L’altra è che, a ben pensarci, l’azione da cui è scaturito il rigore che ha privato la Reggina della vittoria è venuto dalla parte opposta.

Tuttavia, sembra ormai chiaro che le squadre avversarie quando possono scelgono di attaccare a destra verso la sinistra amaranto.    La non eccellente qualità difensiva dell’ex perugino e una tendenza al giallo quasi sistematico, porta a situazioni come a quella che ha riaperto la partita contro il Cosenza.

Il calciatore impossibilitato ad intervenire sull’avversario per non rischiare un’altra sanzione ha dovuto lasciar correre, generando il traversone da cui è stato innescato il gol di Trotta.

Per certi versi è sembrata un’azione simile a quella del pareggio dell’Ascoli di qualche settimana fa e ad altre verificatesi in questo campionato.

Baroni, tra l’altro tra primo e secondo tempo, ha scelto di non rimpiazzare Di Chiara che, nella ripresa, sempre gravato di un giallo non è potuto intervenire a dovere in un paio di circostanze che, per fortuna, si sono esaurite in un nulla di fatto.
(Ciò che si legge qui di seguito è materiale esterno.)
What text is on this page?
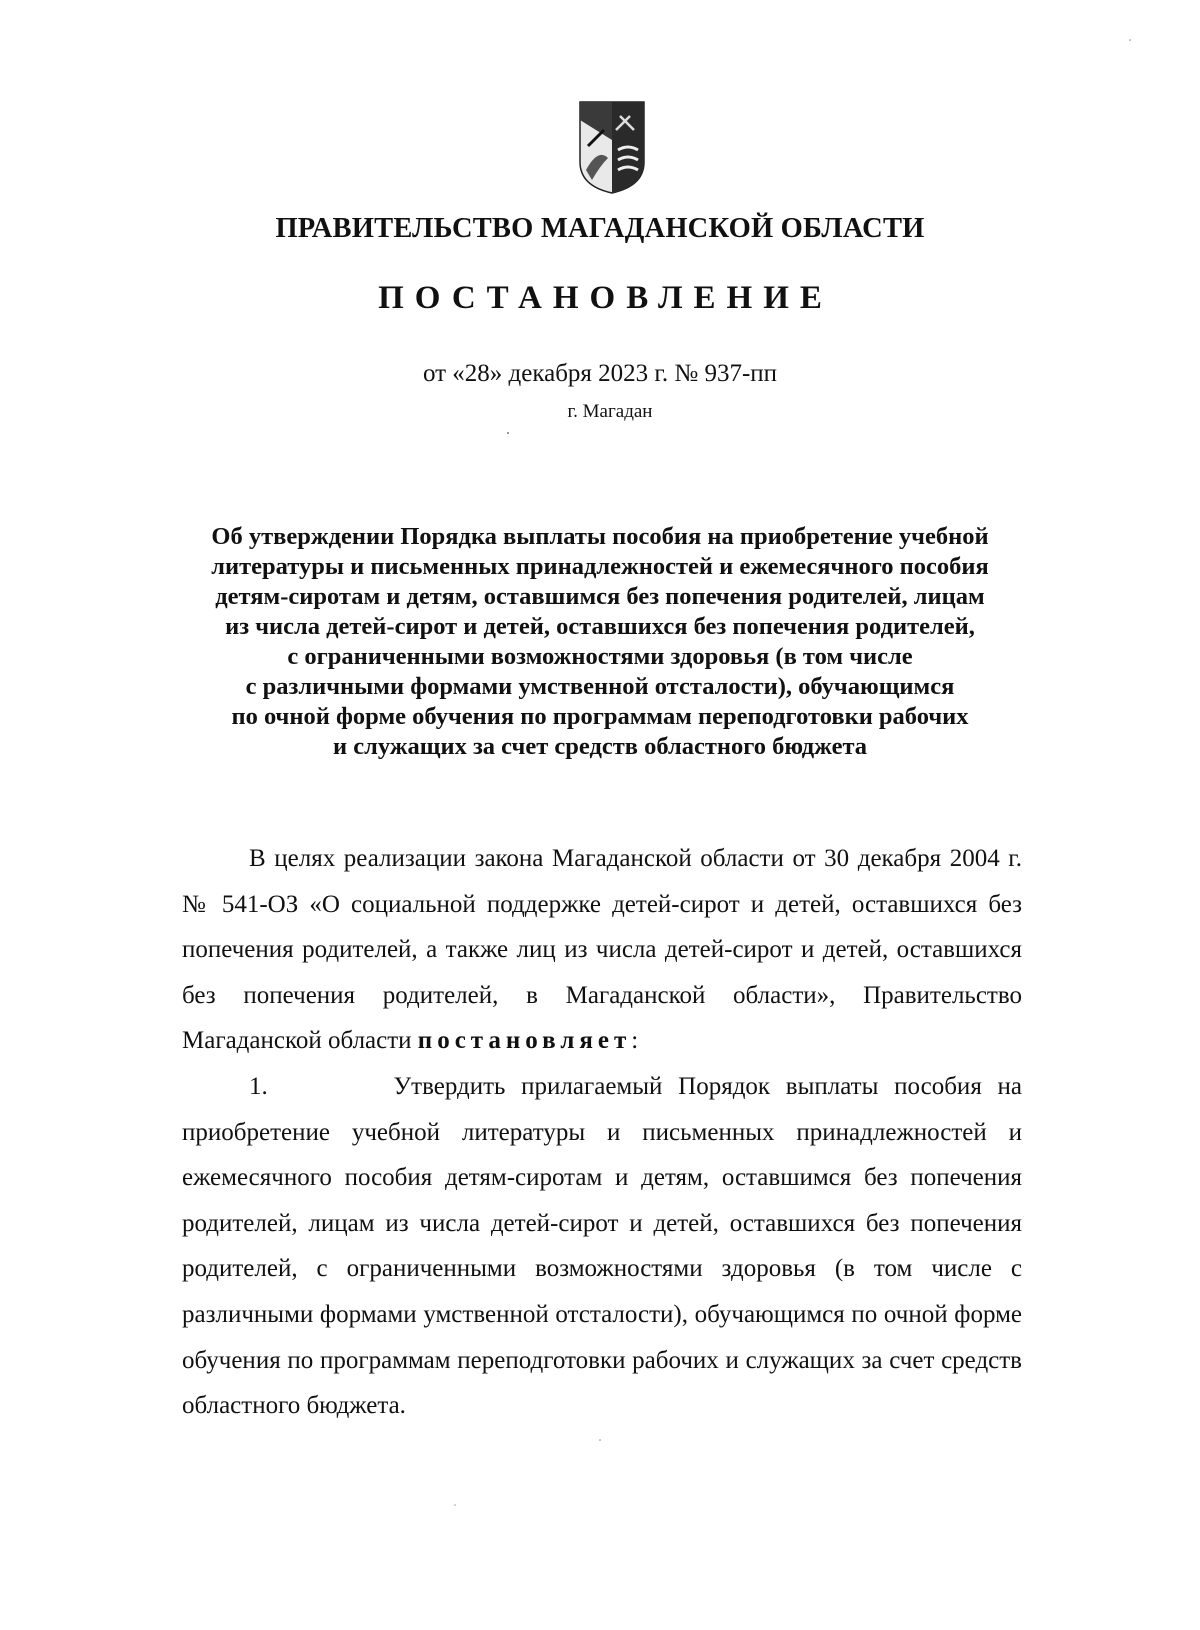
ПРАВИТЕЛЬСТВО МАГАДАНСКОЙ ОБЛАСТИ
ПОСТАНОВЛЕНИЕ
от «28» декабря 2023 г. № 937-пп
г. Магадан
Об утверждении Порядка выплаты пособия на приобретение учебной
литературы и письменных принадлежностей и ежемесячного пособия
детям-сиротам и детям, оставшимся без попечения родителей, лицам
из числа детей-сирот и детей, оставшихся без попечения родителей,
с ограниченными возможностями здоровья (в том числе
с различными формами умственной отсталости), обучающимся
по очной форме обучения по программам переподготовки рабочих
и служащих за счет средств областного бюджета

В целях реализации закона Магаданской области от 30 декабря 2004 г. № 541-ОЗ «О социальной поддержке детей-сирот и детей, оставшихся без попечения родителей, а также лиц из числа детей-сирот и детей, оставшихся без попечения родителей, в Магаданской области», Правительство Магаданской области постановляет:

1.	Утвердить прилагаемый Порядок выплаты пособия на приобретение учебной литературы и письменных принадлежностей и ежемесячного пособия детям-сиротам и детям, оставшимся без попечения родителей, лицам из числа детей-сирот и детей, оставшихся без попечения родителей, с ограниченными возможностями здоровья (в том числе с различными формами умственной отсталости), обучающимся по очной форме обучения по программам переподготовки рабочих и служащих за счет средств областного бюджета.
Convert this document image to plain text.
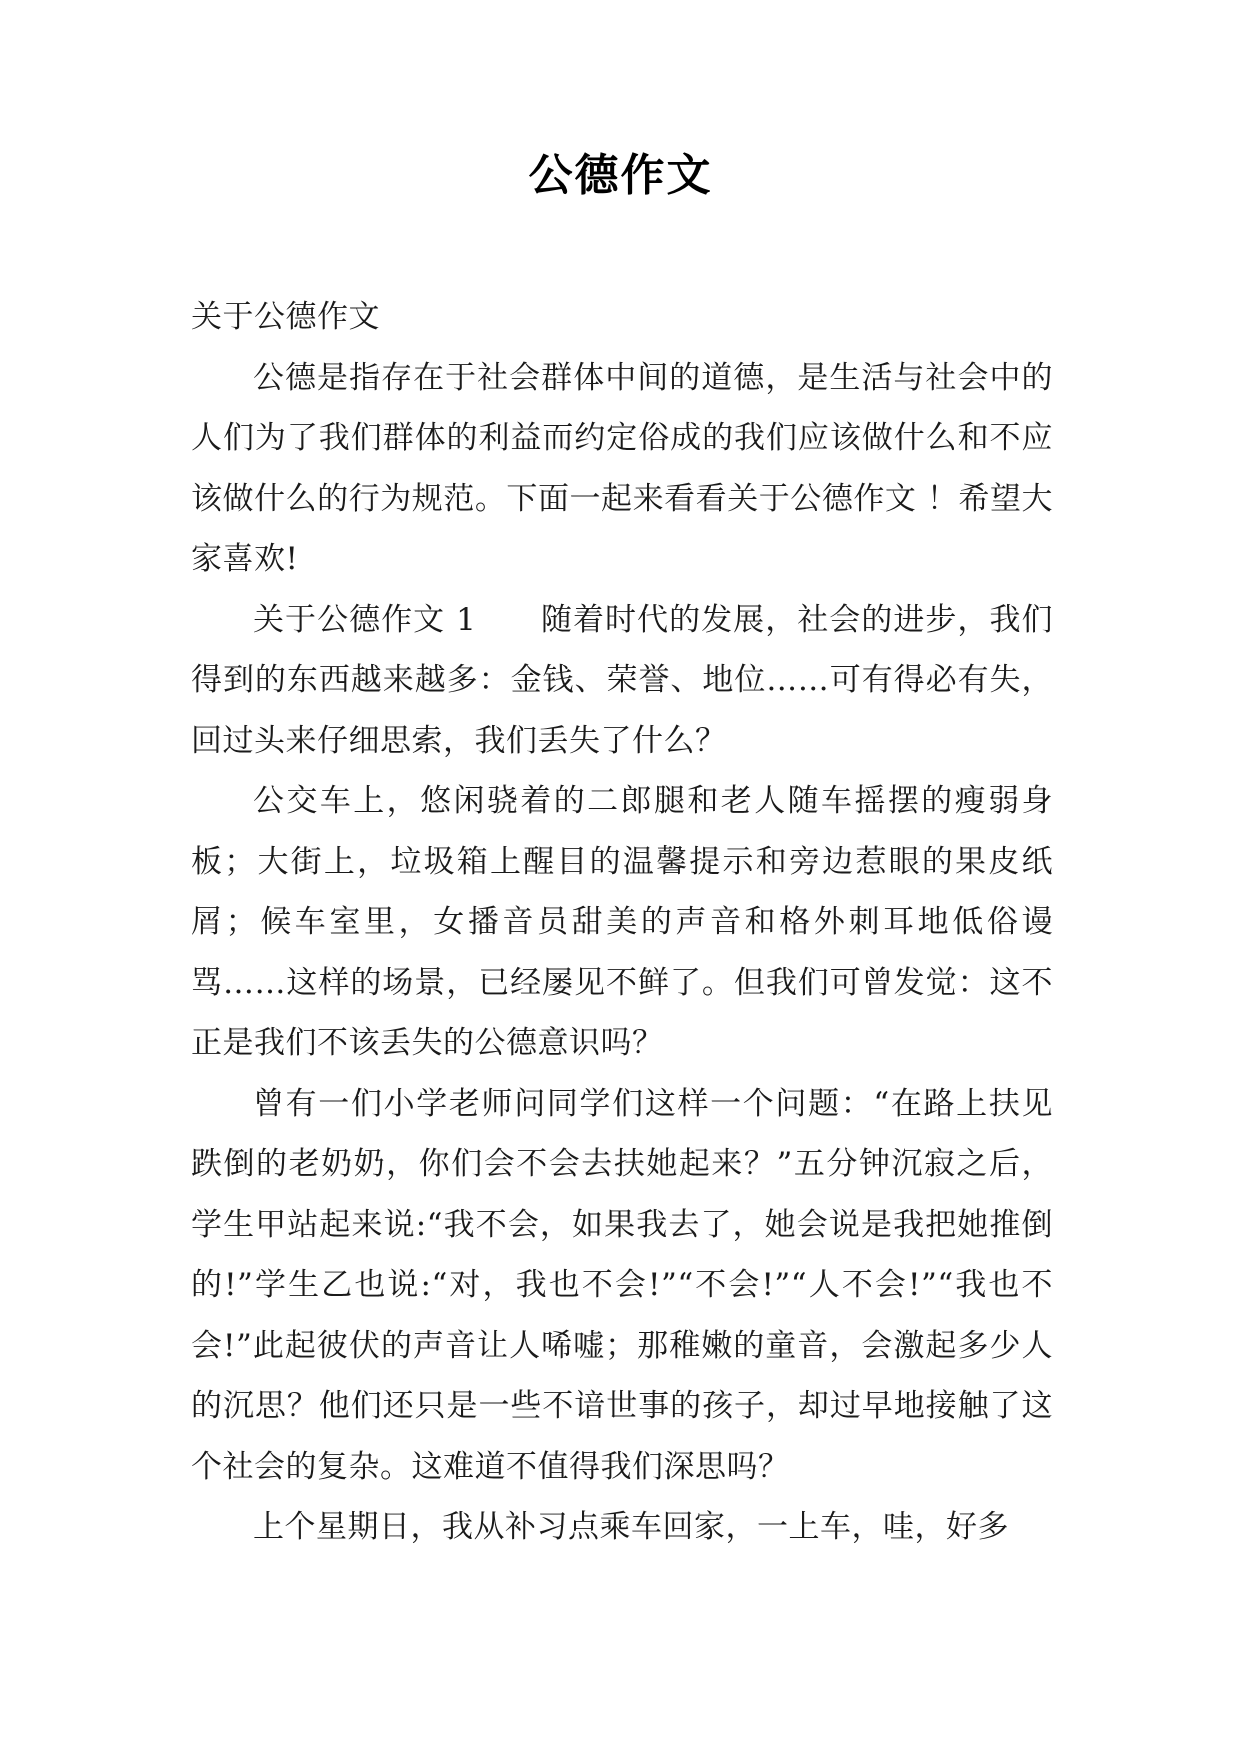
公德作文

关于公德作文

公德是指存在于社会群体中间的道德，是生活与社会中的人们为了我们群体的利益而约定俗成的我们应该做什么和不应该做什么的行为规范。下面一起来看看关于公德作文 ！希望大家喜欢!

关于公德作文 1　　随着时代的发展，社会的进步，我们得到的东西越来越多：金钱、荣誉、地位……可有得必有失，回过头来仔细思索，我们丢失了什么？

公交车上，悠闲骁着的二郎腿和老人随车摇摆的瘦弱身板；大街上，垃圾箱上醒目的温馨提示和旁边惹眼的果皮纸屑；候车室里，女播音员甜美的声音和格外刺耳地低俗谩骂……这样的场景，已经屡见不鲜了。但我们可曾发觉：这不正是我们不该丢失的公德意识吗？

曾有一们小学老师问同学们这样一个问题：“在路上扶见跌倒的老奶奶，你们会不会去扶她起来？”五分钟沉寂之后，学生甲站起来说:“我不会，如果我去了，她会说是我把她推倒的!”学生乙也说:“对，我也不会!”“不会!”“人不会!”“我也不会!”此起彼伏的声音让人唏嘘；那稚嫩的童音，会激起多少人的沉思？他们还只是一些不谙世事的孩子，却过早地接触了这个社会的复杂。这难道不值得我们深思吗？

上个星期日，我从补习点乘车回家，一上车，哇，好多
A fare notizia è anche il fatto che Baroni non sostituisca praticamente mai l’ex calciatore del Perugia, segno che di lui si fida ciecamente o che magari non ha sostituti naturali che possano fare quel ruolo. Liotti può essere adattato, ma forse se la cava meglio più avanti nello scacchiere tattico.

La questione continua a restare aperta.